Siete países instaron a las partes libias a superar el estancamiento político y afrontar las crecientes amenazas climáticas que empeoran la inestabilidad del país. El grupo. Compuesto por Dinamarca. Francia, Grecia, Letonia, Liberia, Panamá y el Reino Unido, emitió el comunicado en Nueva York el miércoles, justo antes de una reunión del Consejo de Seguridad de la ONU sobre Libia.

Según el comunicado. Los líderes libios enfrentan escasez de agua, temperaturas elevadas y inundaciones catastróficas, but Menos del 2% de la tierra de Libia es cultivable. Las precipitaciones podrían disminuir un 7% para el año 2050; Tales presiones generan conflictos por recursos, erosionan medios de vida y generan desplazamientos en un país ya fracturado por divisiones.

Los firmantes renovaron sus compromisos sobre el clima, la paz y la seguridad, forjados dentro del Consejo de Seguridad — Advirtieron que el estancamiento actual debilita la capacidad de Libia para responder a los impactos climáticos. Los grupos armados aprovechan estos conflictos, según el comunicado, lo que eleva los riesgos en general.

El comunicado exige que las partes libias inicien rápidamente un proceso político liderado por libios y con participación total de libios.
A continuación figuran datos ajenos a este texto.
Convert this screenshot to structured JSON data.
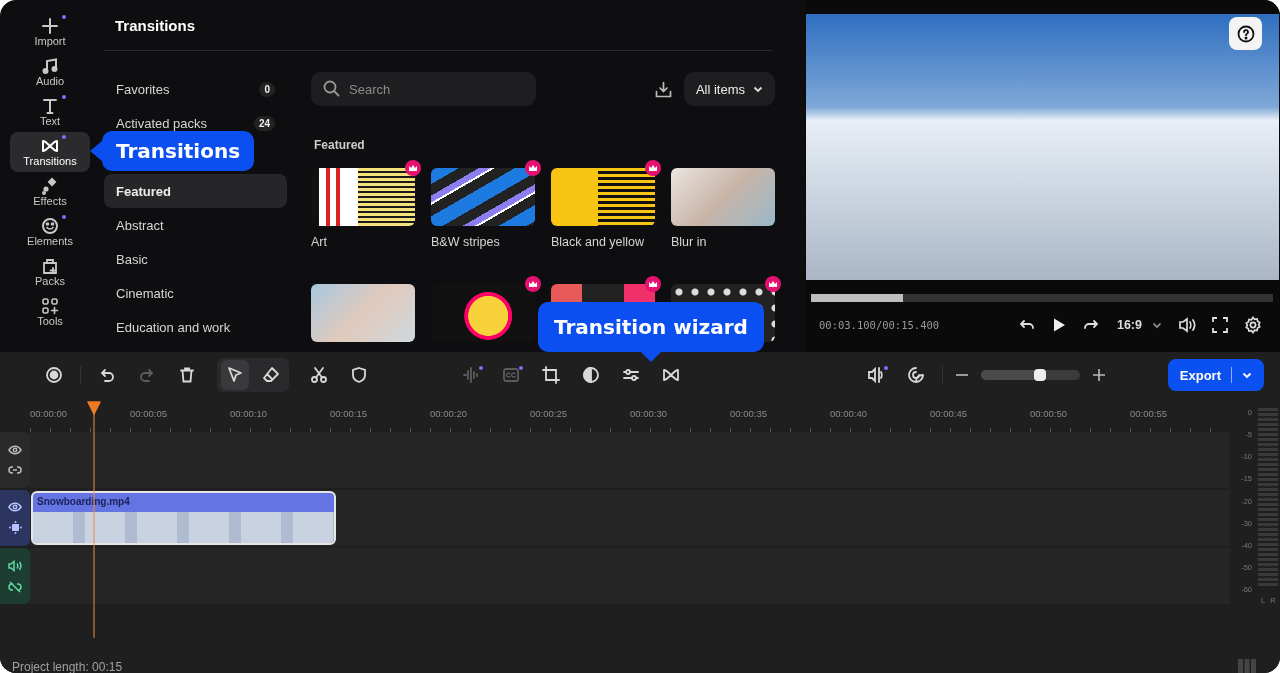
{
  "sidebar": {
    "items": [
      {
        "label": "Import",
        "new": true,
        "selected": false
      },
      {
        "label": "Audio",
        "new": false,
        "selected": false
      },
      {
        "label": "Text",
        "new": true,
        "selected": false
      },
      {
        "label": "Transitions",
        "new": true,
        "selected": true
      },
      {
        "label": "Effects",
        "new": false,
        "selected": false
      },
      {
        "label": "Elements",
        "new": true,
        "selected": false
      },
      {
        "label": "Packs",
        "new": false,
        "selected": false
      },
      {
        "label": "Tools",
        "new": false,
        "selected": false
      }
    ]
  },
  "sidebar_callout": "Transitions",
  "panel": {
    "title": "Transitions",
    "categories": [
      {
        "label": "Favorites",
        "count": "0",
        "selected": false
      },
      {
        "label": "Activated packs",
        "count": "24",
        "selected": false
      },
      {
        "label": "Featured",
        "selected": true
      },
      {
        "label": "Abstract",
        "selected": false
      },
      {
        "label": "Basic",
        "selected": false
      },
      {
        "label": "Cinematic",
        "selected": false
      },
      {
        "label": "Education and work",
        "selected": false
      }
    ]
  },
  "search": {
    "placeholder": "Search"
  },
  "filter": {
    "value": "All items"
  },
  "gallery": {
    "title": "Featured",
    "items": [
      {
        "label": "Art",
        "premium": true
      },
      {
        "label": "B&W stripes",
        "premium": true
      },
      {
        "label": "Black and yellow",
        "premium": true
      },
      {
        "label": "Blur in",
        "premium": false
      },
      {
        "premium": false
      },
      {
        "premium": true
      },
      {
        "premium": true
      },
      {
        "premium": true
      }
    ]
  },
  "wizard_callout": "Transition wizard",
  "preview": {
    "progress": {
      "level": 0.2
    },
    "time": "00:03.100/00:15.400",
    "aspect": "16:9"
  },
  "toolbar": {
    "left": [
      {
        "disabled": false
      },
      {
        "disabled": false
      },
      {
        "disabled": true
      },
      {
        "disabled": false
      }
    ],
    "modes": [
      {
        "selected": true
      },
      {
        "selected": false
      }
    ],
    "edit": [
      {
        "disabled": false,
        "new": false
      },
      {
        "disabled": false,
        "new": false
      },
      {
        "disabled": true,
        "new": true
      },
      {
        "disabled": true,
        "new": true
      },
      {
        "disabled": false,
        "new": false
      },
      {
        "disabled": false,
        "new": false
      },
      {
        "disabled": false,
        "new": false
      },
      {
        "disabled": false,
        "new": false
      }
    ],
    "right": [
      {
        "new": true
      },
      {
        "new": false
      }
    ],
    "zoom": {
      "level": 0.6
    },
    "export": {
      "label": "Export"
    }
  },
  "timeline": {
    "ruler": [
      "00:00:00",
      "00:00:05",
      "00:00:10",
      "00:00:15",
      "00:00:20",
      "00:00:25",
      "00:00:30",
      "00:00:35",
      "00:00:40",
      "00:00:45",
      "00:00:50",
      "00:00:55"
    ],
    "playhead": {
      "level": 0.053
    }
  },
  "tracks": [
    {
      "kind": "overlay"
    },
    {
      "kind": "video",
      "clip": {
        "label": "Snowboarding.mp4"
      }
    },
    {
      "kind": "audio"
    }
  ],
  "meter": {
    "scale": [
      "0",
      "-5",
      "-10",
      "-15",
      "-20",
      "-30",
      "-40",
      "-50",
      "-60"
    ],
    "channels": [
      "L",
      "R"
    ]
  },
  "status": {
    "project_length": "Project length: 00:15"
  }
}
Los riesgos para la paz y la seguridad relacionados con el clima merecen un lugar en un presupuesto nacional unificado, respaldado por decisiones integrales y sensibles al género.

Las organizaciones de la sociedad civil y las autoridades locales desempeñan un papel fundamental en el fortalecimiento de la acción climática, según los países, but Ellos elogian la Misión de Apoyo de la ONU en Libia por respaldar la ‘Visión Ambiental: Desafío Climático de la Juventud de Libia 2026’. Los proyectos liderados por jóvenes y mujeres necesitan apoyo, basado en evaluaciones de seguridad climática que se centren en zonas fronterizas y puntos calientes de desplazamiento.

Dos prioridades destacan: fortalecer la gobernanza del riesgo de desastres y prepararse para la financiación climática. Las inundaciones de Derna en 2023, que mataron a miles y destruyeron la ciudad oriental, subrayan el costo de la demora. Los funcionarios citaron el desastre como una lección clara.

El grupo elogia el nuevo Centro Nacional de Gestión de Emergencias y Crisis de Libia. Instaron la creación de un sistema de alerta temprana multirriesgo y un registro nacional de riesgos climáticos para orientar la reconstrucción, la planificación del uso del suelo y las estrategias de agua. El comunicado añade que los socios internacionales deben ayudar a formar un grupo de trabajo nacional sobre la financiación climática.

La fragilidad de Libia exige una acción urgente ante amenazas interconectadas. La escasez de agua afecta al estado norteamericano rico en petróleo, uno de los países más áridos del mundo. El cambio climático intensifica las tensiones en un país dividido entre gobiernos rivales desde la expulsión de Muamar el Gaddafi en 2011.

Los siete países presentaron su apelación como un impulso colectivo para afrontar las crisis sucesivas de Libia. Según argumentaron, el progreso político abre la posibilidad de resistir los impactos ambientales. Sin él, las divisiones se profundizan y las vulnerabilidades crecen.